2019年3月10日 0 投稿者: マツシタ
Pocket

みなさんこんにちは。

今日は中公新書ラクレの『米中衝突』を読んで記事を書いていこうと思います。

 

朝鮮戦争終結は日本の国難!?

本書は米中衝突に際する中国やトランプ大統領の思惑、米朝会談などの検証を経て、今後の東アジア情勢を読み解いていくという構成になっています。この記事では今後の東アジア情勢の中から、特に日本に関することについて述べていた部分で印象に残った部分について書いていこうと思います。

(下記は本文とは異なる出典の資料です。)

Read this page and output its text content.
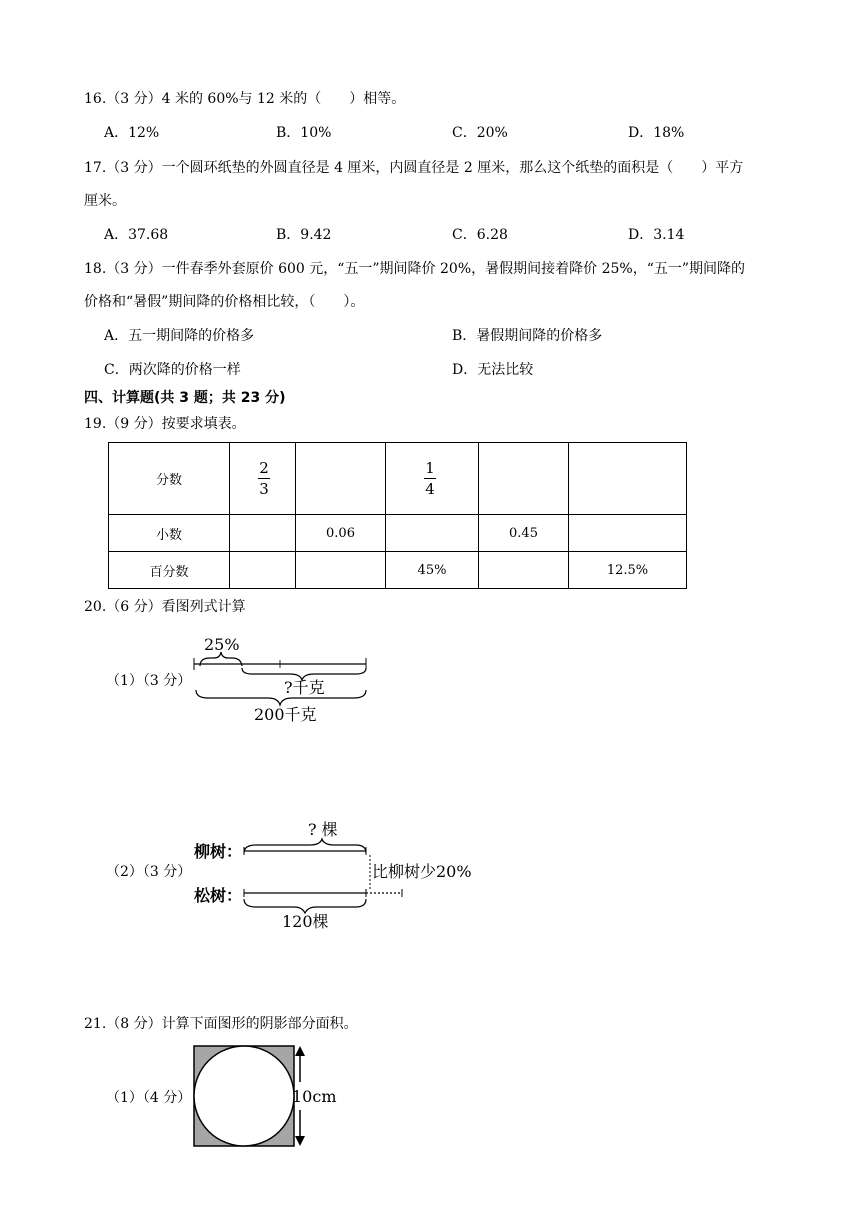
16.（3 分）4 米的 60%与 12 米的（　　）相等。
A．12%	B．10%	C．20%	D．18%
17.（3 分）一个圆环纸垫的外圆直径是 4 厘米，内圆直径是 2 厘米，那么这个纸垫的面积是（　　）平方
厘米。
A．37.68	B．9.42	C．6.28	D．3.14
18.（3 分）一件春季外套原价 600 元，“五一”期间降价 20%，暑假期间接着降价 25%，“五一”期间降的
价格和“暑假”期间降的价格相比较，（　　）。
A．五一期间降的价格多	B．暑假期间降的价格多
C．两次降的价格一样	D．无法比较
四、计算题(共 3 题；共 23 分)
19.（9 分）按要求填表。
分数	$\frac{2}{3}$		$\frac{1}{4}$

小数		0.06		0.45	
百分数			45%		12.5%
20.（6 分）看图列式计算
（1）（3 分）
25%
?千克
200千克
（2）（3 分）
? 棵
柳树：
松树：
比柳树少20%
120棵
21.（8 分）计算下面图形的阴影部分面积。
（1）（4 分）	10cm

現在、南北朝鮮は急速に接近していますが、そうなることを本書は言い当てています。さらに、北朝鮮の金正恩朝鮮労働党委員長とアメリカのドナルド・トランプ大統領は朝鮮戦争の終結という歴史的な成果を手にすることに意欲的です。これらの要素を総合して考えると、朝鮮戦争は終結に向かっていくと考えられます。これは一見すると素晴らしいことのように思えますが、日本からしてみると国家的な危機と言っていいのです。

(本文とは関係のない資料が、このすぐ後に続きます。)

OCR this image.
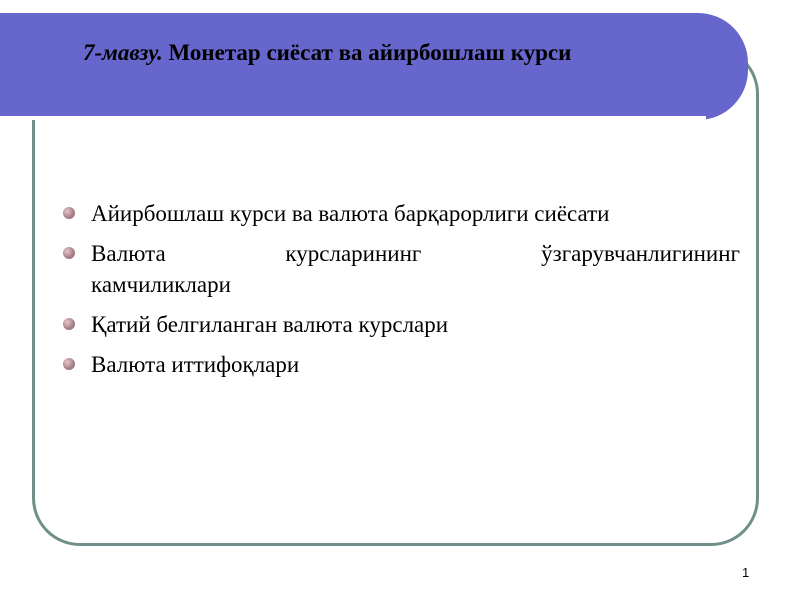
7-мавзу. Монетар сиёсат ва айирбошлаш курси
Айирбошлаш курси ва валюта барқарорлиги сиёсати
Валюта курсларининг ўзгарувчанлигининг
камчиликлари
Қатий белгиланган валюта курслари
Валюта иттифоқлари
1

現在休戦状態となっている朝鮮戦争が平和条約によって集結する。このシナリオが現実のものになると、朝鮮戦争時に派遣され現在も駐留している在韓米軍が撤退することが濃厚です。こうなってしまうと韓国は急速に中国に接近すると考えられると著者は言うのです。

 

韓国は海洋国家から大陸国家へ

地政学的な観点から、韓国は大陸に接する大陸国家と海洋に接する海洋国家の両方の性質を併せ持つ半島国家と考えられることが多いですが、実際には交流が立たれている北朝鮮を挟んで大陸から断絶されているため、海洋国家と変わらないのです。そのために、同じ海洋国家である日本や海洋国家色が強いアメリカと同じビジョンが共有できたわけです。

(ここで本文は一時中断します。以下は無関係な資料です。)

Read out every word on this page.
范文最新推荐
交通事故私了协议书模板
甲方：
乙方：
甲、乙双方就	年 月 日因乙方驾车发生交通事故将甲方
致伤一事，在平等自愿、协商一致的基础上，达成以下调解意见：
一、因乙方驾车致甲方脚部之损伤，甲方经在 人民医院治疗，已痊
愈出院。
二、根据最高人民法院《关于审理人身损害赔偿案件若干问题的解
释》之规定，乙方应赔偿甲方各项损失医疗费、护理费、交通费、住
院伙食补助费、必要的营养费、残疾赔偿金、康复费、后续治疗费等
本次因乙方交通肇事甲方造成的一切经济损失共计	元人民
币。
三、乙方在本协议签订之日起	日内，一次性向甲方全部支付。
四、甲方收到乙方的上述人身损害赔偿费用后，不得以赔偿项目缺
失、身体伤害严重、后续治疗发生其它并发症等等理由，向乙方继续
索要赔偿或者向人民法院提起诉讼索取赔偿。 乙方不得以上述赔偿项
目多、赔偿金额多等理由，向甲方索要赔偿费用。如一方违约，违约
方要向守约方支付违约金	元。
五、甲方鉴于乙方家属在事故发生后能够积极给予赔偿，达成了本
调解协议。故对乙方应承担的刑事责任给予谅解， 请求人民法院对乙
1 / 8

しかし、朝鮮戦争が集結して38度線を無視して北進できるようになると、物流は大陸と陸続きで直接つながり、パイプラインを敷くことだって可能なのです。こうなると韓国と中国・ロシアの結びつきが過去例を見ないくらい接近することは明らかです。つまり、朝鮮戦争が集結すれば韓国は急速に大陸国家としての性格を強めていくのです。こうして、韓国は中国の勢力に吸収されていくのです。

 

日本は米中グレートゲームの最前線に押し出される

こうなってしまうと、どうなるか。著者が提唱しているのが、「新アチソンライン」という考え方です。現在、中国とアメリカの勢力が衝突している最前線は、南北朝鮮の軍事境界線である北緯38度線。これが朝鮮戦争終結に伴って米軍基地を有する日本と韓国の国境である対馬海峡に降りてくるわけです。これが「新アチソンライン」というわけです。

これはつまるところ、日本が中国とアメリカ両国の衝突の最前線になるということを意味します。北朝鮮問題の終結は中国問題の幕開けなのです。この国家的な危機が差し迫っているのを前にして、我々日本人はどうしていいくべきなのか、考えていく必要があるでしょう。

 

いかがだったでしょうか。

北朝鮮とアメリカが結ぶことを言い当てた前著『独裁の宴』に引き続き、大胆なシナリオを提示している本書ですが、南北朝鮮が接近するという初期の段階については見事にいい当てています。果たしてこのシナリオが実現するのか、また実現したときに我々日本がどのような対応をしていくのか、日本人として関心を持つ必要がありますね。

それでは今日はここらへんで失礼いたします。